Under the new pension freedom rules, people can easily take one-off pension withdrawals from their funds. In fact, says the Telegraph, 242,000 people did so last year, and most had tax deducted from their payments under HMRC rules at rates assuming they would take the same amount every month for the rest of the tax year.

If they didn’t in fact make those further withdrawals, the system would result in more income tax being paid than was in fact due. Yet only 43,000 of them had made a tax reclaim, so the Telegraph concluded that up to 200,000 people may well have paid too much tax on their pension withdrawals and didn’t understand that they could get it back.

Foreign landlords leave Britain

There has been sharp fall in the proportion of Buy To Let property in the UK owned by foreign landlords, says the Mail. In 2010 they accounted for 12 per cent of all residential property let in the UK, but in 2017 that had fallen to just 5 per cent. In London, the ratio has fallen from one in four homes to one in ten over the same period. The biggest decline has been in European ownership. Experts say the tax changes, including liability to capital gains tax for foreign investors when they sell, have deterred people, but lower expectations for price rises in the South East have also played a part.

Are you really covered?

The Mail ran the story of a 66-year-old nurse who had a mastectomy to treat cancer, but was refused a pay out on her critical illness policy because her specific condition wasn’t covered. Experts pointed out that policies taken out today (hers was started in 2001) have wider coverage, and that medical advances mean the scope of cover with these policies is bound to change, so that regular reviews of these types of policy is essential.

Too little risk?

Are young savers who are auto-enrolled into the NEST pension scheme taking too little risk, asked the Mail. The reason it asked is that NEST’s ‘default’ option for younger savers (aged 22 to 27) is a cautiously-invested fund with a large proportion of its money in safe investments.
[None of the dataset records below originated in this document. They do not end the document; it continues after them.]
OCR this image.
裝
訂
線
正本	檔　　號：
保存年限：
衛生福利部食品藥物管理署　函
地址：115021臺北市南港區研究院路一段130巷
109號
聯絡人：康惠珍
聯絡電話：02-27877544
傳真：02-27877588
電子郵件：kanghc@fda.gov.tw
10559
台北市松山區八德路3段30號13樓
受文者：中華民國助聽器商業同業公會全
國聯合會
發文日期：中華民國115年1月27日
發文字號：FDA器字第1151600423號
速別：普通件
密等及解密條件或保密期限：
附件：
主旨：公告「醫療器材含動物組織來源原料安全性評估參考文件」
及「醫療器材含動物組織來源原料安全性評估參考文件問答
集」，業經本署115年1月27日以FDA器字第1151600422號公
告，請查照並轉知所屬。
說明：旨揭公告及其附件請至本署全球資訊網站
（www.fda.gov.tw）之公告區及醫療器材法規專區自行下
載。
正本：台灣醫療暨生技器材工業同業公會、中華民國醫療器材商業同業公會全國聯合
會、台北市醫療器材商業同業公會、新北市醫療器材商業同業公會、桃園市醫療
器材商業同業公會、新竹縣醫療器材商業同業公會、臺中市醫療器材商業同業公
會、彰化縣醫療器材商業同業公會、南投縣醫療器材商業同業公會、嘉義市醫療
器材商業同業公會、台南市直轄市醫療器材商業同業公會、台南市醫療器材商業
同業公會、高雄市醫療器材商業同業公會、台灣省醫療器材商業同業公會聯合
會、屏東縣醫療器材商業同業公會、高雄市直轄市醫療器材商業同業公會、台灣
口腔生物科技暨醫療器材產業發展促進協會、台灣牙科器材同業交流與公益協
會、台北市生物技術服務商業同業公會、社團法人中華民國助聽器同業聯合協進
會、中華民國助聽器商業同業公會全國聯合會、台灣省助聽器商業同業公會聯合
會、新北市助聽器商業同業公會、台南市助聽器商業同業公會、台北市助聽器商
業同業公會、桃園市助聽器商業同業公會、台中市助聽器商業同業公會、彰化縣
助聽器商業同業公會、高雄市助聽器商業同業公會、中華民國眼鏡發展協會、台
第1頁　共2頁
Yet, as experts agree, over the long term riskier investments like shares are virtually certain to deliver much higher returns, so most investment advisers would recommend young people to allocate their savings to a fund investing almost exclusively in shares. NEST argues that its approach is valid because young ‘first-time’ savers are nervous and may opt out of the scheme if they incur losses in the early years. Experts argue that better communication, so that savers understand that paper losses on their funds in the first few years don’t matter, is what’s needed.